The United States vs Billie Holiday15
Possibly one of the hardest tasks given any actor is that of the biography; it’s not just a case of developing a role, but getting to the nitty gritty of playing a real human being, who is often attached to an impressive legacy of some kind.
But actors worth their salt relish a good challenge, and it’s fair to say that if the person whose shoes they’re filling also happens to be a singer, it doesn’t get more challenging than that.
To think then, how much more of a challenge it is for an acting novice to take centre stage, to play the legendary blues singer Billie Holiday, in her first major role. But that’s exactly what singer Andra Day has done in director Lee Daniels’ latest film.
After plying her trade on the road, Billie Holiday (Day) started to see all her hard work pay off in the early forties. She was a regular at the Café Society, a night club in New York City, where she would sing her unique brand of the blues.
One of her songs in particular proved to be extremely popular, ‘Strange Fruit’, a song both haunting and poetic, about lynching. Unfortunately for her, the government weren’t huge fans of the song, and considered it a possible starting gun for civil unrest. In a bid to keep the peace, Agent Harry J. Anslinger (Garrett Hedlund) was tasked with keeping Holiday quiet –literally – and to do whatever it took to prevent her from singing it.
This film is an example of sheer bravery if ever there was one. Not only do you have director Daniels going out on a limb and casting a novice actress in the leading role, but you also have Andra Day stepping up to the plate, in a biography no less, to portray a tortured, complex soul. Fortunately for them both, the risk paid off as Day is breathtaking as Holiday.
In many ways, it’s her stunning performance that will lead you into this fascinating story, with not only Day capturing the physical and mental torment that Holiday suffered, but also delivering spine-chilling scenes of her singing on stage. Certainly Daniels captures the mood and the period just right, especially with his use of colours, with Day radiating effervescently in every frame she’s in. It’s no surprise that, despite a stiff field, Day recently won a Golden Globe for her stunning turn, and rightfully so.

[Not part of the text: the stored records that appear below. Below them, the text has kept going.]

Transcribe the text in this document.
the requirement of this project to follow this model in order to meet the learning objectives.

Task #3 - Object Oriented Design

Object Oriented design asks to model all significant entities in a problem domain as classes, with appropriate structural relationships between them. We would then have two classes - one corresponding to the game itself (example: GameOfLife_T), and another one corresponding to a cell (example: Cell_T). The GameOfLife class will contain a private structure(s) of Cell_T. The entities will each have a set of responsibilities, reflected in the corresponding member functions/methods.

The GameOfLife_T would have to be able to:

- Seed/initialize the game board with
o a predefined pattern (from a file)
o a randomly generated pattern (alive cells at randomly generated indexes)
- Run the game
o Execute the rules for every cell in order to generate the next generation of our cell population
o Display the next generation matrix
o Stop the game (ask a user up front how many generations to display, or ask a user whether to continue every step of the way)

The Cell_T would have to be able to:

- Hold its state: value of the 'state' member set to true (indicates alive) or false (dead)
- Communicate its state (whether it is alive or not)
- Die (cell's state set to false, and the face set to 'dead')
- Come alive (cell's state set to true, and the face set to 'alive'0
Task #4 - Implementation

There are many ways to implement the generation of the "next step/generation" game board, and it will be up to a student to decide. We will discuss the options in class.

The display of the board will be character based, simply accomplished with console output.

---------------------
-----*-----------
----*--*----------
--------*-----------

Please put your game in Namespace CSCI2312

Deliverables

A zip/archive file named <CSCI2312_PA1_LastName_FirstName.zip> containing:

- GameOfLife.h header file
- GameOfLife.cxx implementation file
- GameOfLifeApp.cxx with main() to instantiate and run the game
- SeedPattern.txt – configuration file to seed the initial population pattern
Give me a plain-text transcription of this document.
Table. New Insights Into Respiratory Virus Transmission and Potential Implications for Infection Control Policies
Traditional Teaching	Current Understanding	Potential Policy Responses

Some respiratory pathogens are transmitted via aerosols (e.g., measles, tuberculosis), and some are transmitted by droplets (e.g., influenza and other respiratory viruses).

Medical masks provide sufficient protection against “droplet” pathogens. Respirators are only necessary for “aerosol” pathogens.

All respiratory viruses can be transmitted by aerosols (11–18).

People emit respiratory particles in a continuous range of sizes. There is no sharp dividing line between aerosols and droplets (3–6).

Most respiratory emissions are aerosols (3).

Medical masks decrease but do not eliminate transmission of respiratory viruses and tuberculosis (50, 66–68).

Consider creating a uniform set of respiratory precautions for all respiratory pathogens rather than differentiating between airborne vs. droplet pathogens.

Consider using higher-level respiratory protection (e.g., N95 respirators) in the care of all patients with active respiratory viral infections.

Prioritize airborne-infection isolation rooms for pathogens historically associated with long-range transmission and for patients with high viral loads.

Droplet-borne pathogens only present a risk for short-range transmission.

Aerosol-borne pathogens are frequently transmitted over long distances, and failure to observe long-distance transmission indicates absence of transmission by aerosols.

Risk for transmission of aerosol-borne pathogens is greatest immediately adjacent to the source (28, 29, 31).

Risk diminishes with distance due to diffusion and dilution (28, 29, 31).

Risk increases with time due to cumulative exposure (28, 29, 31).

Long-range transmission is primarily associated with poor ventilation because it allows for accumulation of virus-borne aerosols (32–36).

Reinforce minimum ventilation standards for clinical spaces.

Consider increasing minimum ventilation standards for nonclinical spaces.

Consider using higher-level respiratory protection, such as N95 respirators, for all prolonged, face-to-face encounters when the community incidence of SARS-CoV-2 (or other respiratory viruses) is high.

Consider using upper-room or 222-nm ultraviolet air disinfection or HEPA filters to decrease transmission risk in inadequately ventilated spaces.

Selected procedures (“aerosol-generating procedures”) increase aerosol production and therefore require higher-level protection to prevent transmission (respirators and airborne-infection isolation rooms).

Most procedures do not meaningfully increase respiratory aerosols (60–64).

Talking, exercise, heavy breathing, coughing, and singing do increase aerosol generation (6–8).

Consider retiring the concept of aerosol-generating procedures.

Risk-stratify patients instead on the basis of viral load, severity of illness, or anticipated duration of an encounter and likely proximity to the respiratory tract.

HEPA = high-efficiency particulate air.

It also happens to be a remarkable story, with the US government so incensed by her one song that they are prepared to hound and harass her throughout the rest of her career. It’s a little disappointing that the film doesn’t make more of this then, as it treads predictable water in devoting a lot of screen time to the men in her life, and how poorly they treat her. Although interesting characters, it does pull away from the incredible narrative of being hated by the government.
That said, considering her lack of experience, Andra Day delivers an exceptional performance as Holiday – both on and off stage. She puts on an impressive show, as well as digs deep into the darkness of the singer, who had her addictions and demons.
It’s certainly her astounding contribution that elevates this film above your average biopic, giving an impressive voice to a blues legend, making it one that should be both seen and most definitely heard.